When you think of a list of people that represent America, George Washington usually comes to mind, and I would have almost forgotten Franklin. But Franklin’s legacy still lives on to this day and that is when you realize he is the perfect archetypal American. He is most remembered today for his book of aphorisms called Poor Richard’s Almanac, which many people still remember and repeat to their children today. A few examples that I have grown up hearing are:

“Haste makes waste.” 

 “For want of a nail the shoe was lost; for want of a shoe, the horse was lost; for want of the horse the rider is lost.”

  “Early to bed and early to rise, makes a man healthy, wealthy, and wise.”
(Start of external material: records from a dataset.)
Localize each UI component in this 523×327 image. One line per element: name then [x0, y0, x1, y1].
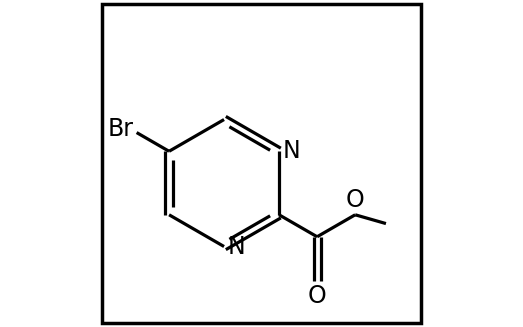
Text: N: N: [283, 139, 301, 163]
Text: N: N: [228, 234, 246, 259]
Text: Br: Br: [107, 117, 133, 141]
Text: O: O: [308, 284, 326, 308]
Text: O: O: [346, 187, 365, 212]
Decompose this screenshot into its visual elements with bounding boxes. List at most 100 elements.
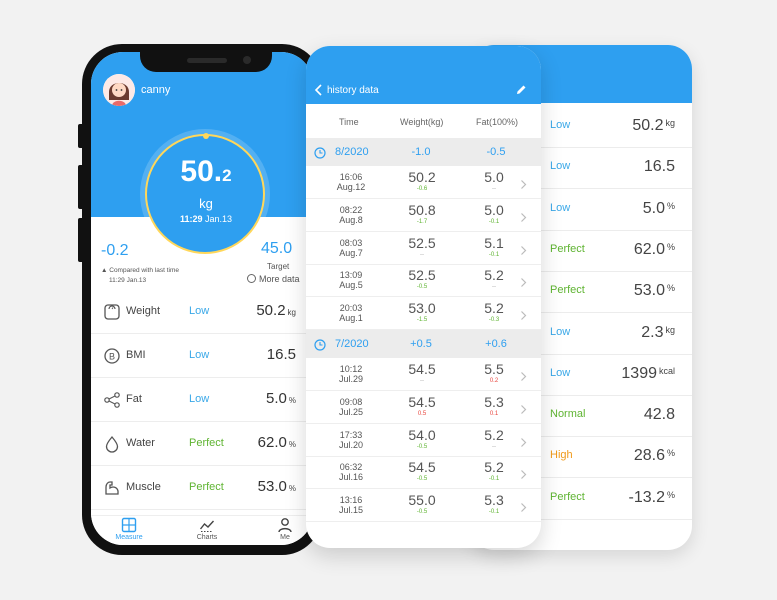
row-weight: 53.0 [408,300,436,317]
history-row[interactable]: 08:22 Aug.8 50.8 -1.7 5.0 -0.1 [306,199,541,232]
back-row-unit: kcal [658,365,675,376]
row-clock: 16:06 [339,172,363,182]
metrics-list: Weight Low 50.2 kg B BMI Low 16.5 Fat Low 5.0% Wate… [91,290,313,515]
nav-measure[interactable]: Measure [99,516,159,545]
month-fat-change: +0.6 [485,338,507,350]
metric-label: Muscle [126,481,161,493]
back-row-number: 1399 [621,364,657,382]
row-fat: 5.0 [484,201,504,218]
metric-label: Water [126,437,155,449]
back-card-row: Low 5.0% [470,190,692,231]
back-row-number: 42.8 [643,406,675,424]
back-row-status: Low [550,325,571,338]
more-data-link[interactable]: More data [247,274,300,284]
row-weight: 54.5 [408,361,436,377]
month-group-header[interactable]: 8/2020 -1.0 -0.5 [306,138,541,166]
metric-unit: % [288,484,296,493]
history-row[interactable]: 16:06 Aug.12 50.2 -0.6 5.0 -- [306,166,541,199]
metric-status: Low [189,305,210,317]
history-row[interactable]: 09:08 Jul.25 54.5 0.5 5.3 0.1 [306,391,541,424]
month-weight-change: -1.0 [411,146,431,158]
row-clock: 08:03 [339,237,363,248]
row-time: 13:16 Jul.15 [332,495,370,515]
back-row-number: 16.5 [643,158,675,176]
metric-number: 16.5 [266,346,296,363]
row-weight-delta: -0.5 [416,476,428,483]
username: canny [141,84,171,96]
row-time: 06:32 Jul.16 [332,462,370,482]
history-header [306,46,541,104]
history-card: history data Time Weight(kg) Fat(100%) 8… [306,46,541,548]
metric-row-weight[interactable]: Weight Low 50.2 kg [91,290,313,334]
history-row[interactable]: 13:16 Jul.15 55.0 -0.5 5.3 -0.1 [306,489,541,523]
row-weight: 52.5 [408,234,436,251]
history-row[interactable]: 10:12 Jul.29 54.5 -- 5.5 0.2 [306,358,541,391]
nav-charts[interactable]: Charts [177,516,237,545]
weight-scale-icon [103,303,121,321]
row-clock: 13:16 [339,495,363,506]
back-card-row: Low 50.2 kg [470,107,692,148]
row-weight: 54.5 [408,459,436,476]
row-fat-delta: -0.1 [488,509,500,516]
row-fat: 5.2 [484,426,504,443]
phone-side-button [78,124,84,148]
history-row[interactable]: 20:03 Aug.1 53.0 -1.5 5.2 -0.3 [306,297,541,331]
back-row-number: 5.0 [642,199,665,217]
row-fat: 5.3 [484,393,504,410]
metric-status: Perfect [189,437,224,449]
month-label: 7/2020 [335,338,369,350]
row-weight: 54.5 [408,393,436,410]
phone-screen: canny 50.2 kg 11:29 Jan.13 -0.2 ▲ Compar… [91,52,313,545]
back-card-row: Perfect 62.0% [470,231,692,272]
row-clock: 09:08 [339,396,363,407]
weight-gauge-ring[interactable] [145,134,265,254]
water-drop-icon [103,435,121,453]
nav-label: Me [280,534,290,541]
history-row[interactable]: 08:03 Aug.7 52.5 -- 5.1 -0.1 [306,232,541,265]
col-weight: Weight(kg) [400,117,444,127]
metric-label: Fat [126,393,142,405]
row-date: Aug.5 [339,280,363,291]
chevron-right-icon [520,210,527,222]
clock-icon [314,338,326,351]
more-data-label: More data [259,274,300,284]
current-weight-decimal: 2 [222,166,232,185]
back-row-value: 2.3 kg [641,324,675,342]
back-row-number: -13.2 [628,488,665,506]
chevron-right-icon [520,308,527,321]
back-row-status: Normal [550,408,586,421]
row-fat: 5.2 [484,300,504,317]
nav-me[interactable]: Me [255,516,313,545]
metric-row-water[interactable]: Water Perfect 62.0% [91,422,313,466]
metric-number: 62.0 [257,434,287,451]
history-row[interactable]: 13:09 Aug.5 52.5 -0.5 5.2 -- [306,264,541,298]
back-row-unit: % [666,448,675,459]
row-fat: 5.0 [484,169,504,185]
metric-row-bmi[interactable]: B BMI Low 16.5 [91,334,313,378]
metric-row-muscle[interactable]: Muscle Perfect 53.0% [91,466,313,510]
avatar[interactable] [103,74,135,106]
back-row-value: -13.2% [629,489,675,507]
back-chevron-icon[interactable] [314,83,324,97]
row-fat: 5.2 [484,267,504,284]
metric-row-fat[interactable]: Fat Low 5.0% [91,378,313,422]
nav-label: Charts [196,534,218,541]
row-weight-delta: 0.5 [417,410,427,417]
row-time: 17:33 Jul.20 [332,430,370,450]
month-group-header[interactable]: 7/2020 +0.5 +0.6 [306,330,541,358]
row-fat: 5.1 [484,234,504,251]
row-fat-delta: -- [492,443,496,450]
row-time: 08:03 Aug.7 [332,238,370,258]
back-row-number: 53.0 [633,282,665,300]
month-label: 8/2020 [335,146,369,158]
row-fat-delta: -0.1 [488,251,500,258]
back-row-value: 1399 kcal [621,365,675,383]
avatar-illustration-icon [103,74,135,106]
row-date: Jul.15 [338,505,364,516]
history-row[interactable]: 06:32 Jul.16 54.5 -0.5 5.2 -0.1 [306,456,541,490]
row-fat-delta: -- [492,284,496,291]
edit-pencil-icon[interactable] [514,83,528,97]
row-fat: 5.3 [484,492,504,509]
history-row[interactable]: 17:33 Jul.20 54.0 -0.5 5.2 -- [306,424,541,457]
back-row-unit: kg [665,324,675,335]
These catchy phrases are just a part of Franklin’s legacy, he was also an inventor who contributed many wonderful inventions that still live to this day. The most famous of these are the Franklin stove, lightning rod, and bifocals. Many versions of the Franklin stove are still available today, and everybody has heard of a lightning rod, and many people have benefited from bifocals. Franklin was a master at finding problems and then working out a solution, and during his lifetime people quickly recognized and took advantage of it.

In Franklin’s autobiography, he writes how people would have trouble raising funds and getting people to subscribe to a project unless they consulted Franklin. One person who had this very problem Franklin remembers in his autobiography. In 1751 a Dr. Thomas Bond was trying to establish a hospital in Philadelphia when he came to see Franklin.

“At length he came to me with the compliment that he found there was no such thing as

carrying a public-spirited project through without my being concern’d in it. “For,” says he

“I am often ask’d by those to whom I propose subscribing, Have you consulted Franklin

upon this business? And what does he think of it? And when I tell them that I have not

(supposing it rather out of your line), they do not subscribe, but say they will consider of

it.” I enquired into the nature and probable utility of his scheme, and receiving from him a

very satisfactory explanation, I not only subscrib’d to it myself, but engag’d heartily in the

design of procuring subscriptions from others.”

Although Franklin was no expert in hospitals, his advice was greatly valued and appreciated. Looking back at his long resume I can think of no other man who is more worthy of the title, archetypical American. He embodies everything the American people are supposed to be, save his lack of religious beliefs, and more. Franklin had America’s interests at heart and strove to make the country a more free and prosperous country.